Wie hat die Bevölkerung reagiert ?
Wie gross der aufgestaute Frust bei der Bevölkerung ist, wurde uns anlässlich der Unterschriftensammlung klar. 99 % der angefragten Personen haben spontan unterschrieben. Hätten die zum Teil schon seit mehreren Jahrzehnten bei uns lebenden Ausländer mitstimmen können, so hätten wir das Minimum um mindestens 10 mal überschritten. Im Gespräch zeigte sich, dass die Bevölkerungsbasis durchaus politisch interessiert und aktiv sein will. Nur mit dem Parteiensystem haben die allermeisten ihre Mühe. Sehr gut war unsere Entscheidung, am Anfang keine Partei zu konsultieren. Dass uns danach keine Partei unterstützte, war nur im Nachhinein nur zu unserem Vorteil. Auch in Zukunft lassen wir diese Parasiten unserer Gesellschaft ausser Spiel.

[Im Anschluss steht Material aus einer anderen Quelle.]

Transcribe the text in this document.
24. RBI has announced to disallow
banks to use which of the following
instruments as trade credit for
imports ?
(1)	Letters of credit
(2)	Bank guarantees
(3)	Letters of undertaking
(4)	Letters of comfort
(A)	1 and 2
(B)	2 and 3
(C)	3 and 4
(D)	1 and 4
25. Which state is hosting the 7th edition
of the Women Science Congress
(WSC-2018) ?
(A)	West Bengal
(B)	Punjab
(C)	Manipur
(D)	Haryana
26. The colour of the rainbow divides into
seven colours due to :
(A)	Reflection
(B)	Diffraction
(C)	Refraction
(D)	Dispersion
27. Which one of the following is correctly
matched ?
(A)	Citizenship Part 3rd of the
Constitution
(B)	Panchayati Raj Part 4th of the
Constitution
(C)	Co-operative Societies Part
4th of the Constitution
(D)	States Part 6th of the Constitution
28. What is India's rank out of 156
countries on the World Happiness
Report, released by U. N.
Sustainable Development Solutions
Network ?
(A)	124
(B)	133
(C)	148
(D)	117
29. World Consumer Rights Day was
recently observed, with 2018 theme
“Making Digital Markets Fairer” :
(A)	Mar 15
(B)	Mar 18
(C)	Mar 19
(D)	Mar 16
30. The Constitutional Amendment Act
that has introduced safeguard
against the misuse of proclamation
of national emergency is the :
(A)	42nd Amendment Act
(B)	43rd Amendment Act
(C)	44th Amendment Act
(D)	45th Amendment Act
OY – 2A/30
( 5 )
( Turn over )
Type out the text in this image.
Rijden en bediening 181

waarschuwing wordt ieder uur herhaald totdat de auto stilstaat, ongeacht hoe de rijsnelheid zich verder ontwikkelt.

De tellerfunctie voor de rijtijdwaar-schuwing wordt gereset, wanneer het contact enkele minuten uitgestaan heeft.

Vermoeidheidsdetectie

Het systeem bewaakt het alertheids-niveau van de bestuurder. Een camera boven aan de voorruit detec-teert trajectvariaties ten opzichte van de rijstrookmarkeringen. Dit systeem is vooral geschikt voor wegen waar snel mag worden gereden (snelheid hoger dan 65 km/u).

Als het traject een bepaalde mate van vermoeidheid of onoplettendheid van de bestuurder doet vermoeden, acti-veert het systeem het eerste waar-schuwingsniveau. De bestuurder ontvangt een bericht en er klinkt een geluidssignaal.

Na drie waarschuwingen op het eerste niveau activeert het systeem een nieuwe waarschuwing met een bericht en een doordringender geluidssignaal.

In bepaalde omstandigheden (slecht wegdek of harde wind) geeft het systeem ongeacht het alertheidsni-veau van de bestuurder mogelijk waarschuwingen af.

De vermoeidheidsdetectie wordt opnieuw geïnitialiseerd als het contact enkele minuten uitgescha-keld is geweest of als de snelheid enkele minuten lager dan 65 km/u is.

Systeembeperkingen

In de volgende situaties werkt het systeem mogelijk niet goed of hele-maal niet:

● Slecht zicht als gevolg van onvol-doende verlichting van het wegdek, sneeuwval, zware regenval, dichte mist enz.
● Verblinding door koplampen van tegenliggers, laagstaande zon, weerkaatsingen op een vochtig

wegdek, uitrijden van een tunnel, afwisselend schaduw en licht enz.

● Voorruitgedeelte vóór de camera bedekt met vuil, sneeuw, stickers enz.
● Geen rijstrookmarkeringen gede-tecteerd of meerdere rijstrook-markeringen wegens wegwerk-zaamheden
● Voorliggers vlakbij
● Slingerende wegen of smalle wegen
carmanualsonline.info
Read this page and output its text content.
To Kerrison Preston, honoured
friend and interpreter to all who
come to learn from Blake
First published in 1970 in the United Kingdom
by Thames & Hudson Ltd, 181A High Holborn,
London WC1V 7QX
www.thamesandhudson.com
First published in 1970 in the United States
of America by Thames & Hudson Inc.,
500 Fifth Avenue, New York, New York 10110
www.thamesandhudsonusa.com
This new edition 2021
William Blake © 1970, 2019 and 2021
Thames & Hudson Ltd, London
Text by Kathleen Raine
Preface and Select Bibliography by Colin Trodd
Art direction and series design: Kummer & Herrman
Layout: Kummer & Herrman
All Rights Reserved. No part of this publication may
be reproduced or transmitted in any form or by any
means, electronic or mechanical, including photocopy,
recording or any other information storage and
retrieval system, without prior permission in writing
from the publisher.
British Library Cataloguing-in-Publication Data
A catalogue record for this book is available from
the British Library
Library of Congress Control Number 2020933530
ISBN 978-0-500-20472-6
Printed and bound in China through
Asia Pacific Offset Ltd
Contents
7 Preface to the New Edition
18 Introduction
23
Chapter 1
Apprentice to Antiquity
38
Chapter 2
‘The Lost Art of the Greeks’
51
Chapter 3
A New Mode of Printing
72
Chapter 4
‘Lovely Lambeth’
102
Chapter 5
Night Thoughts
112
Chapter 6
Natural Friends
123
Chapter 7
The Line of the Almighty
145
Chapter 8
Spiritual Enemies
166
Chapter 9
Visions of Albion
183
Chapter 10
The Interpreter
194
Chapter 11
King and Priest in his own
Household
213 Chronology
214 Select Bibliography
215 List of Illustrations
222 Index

Auf einem alten Wasserfahrzeug der Feuerwehr Emmen wurden die fast 2500 Initiativbögen den Gemeindebehörden abgeliefert. Als nächstes wird der Einwohnerrat im Herbst/Winter die Initiative als unnötig erklären. Es wird so zu einer Gemeindeabstimmung kommen. Da wir noch nicht elektronisch wählen, werden die Emmer Bürger sicher gegen eine Privatisierung stimmen. Und so wird die Gemeindeordnung von Emmen im nächsten Jahr eine kleine, aber überlebenswichtige Änderung erhalten, zum Schutz vor global agierende Wasserpiraten und kleinkarierten Gemeinderäten . Und noch besser: Nachahmer sind bereits in den Startlöchern.
Einen ganz herzlichen Dank möchten wir auch den aktiven Leuten vom Wasserforum Stuttgart, insbesondere, insbesondere der unermüdlichen Doris und dem hervorragenden Filmer Leslie Franke aussprechen. Sie haben uns mit dem Material versorgt, das unsere Augen noch weiter geöffnet und uns zu diesem Glanzresultat angespornt hat.
Emmenbrücke, 18. Juni 2006
Verein „s’Wasser ghört üs“
Vital Burger
Nachtrag:
In der Zwischenzeit wurde die Initiative von den Emmer Bürgern, trotz Gemeindebehörden–Propaganda, angenommen und in der Gemeindeordnung verankert. Die Wasser-Heuschrecken wie z.B. Nestle, Vivendi etc. beissen bei uns in Zukunft auf Granit.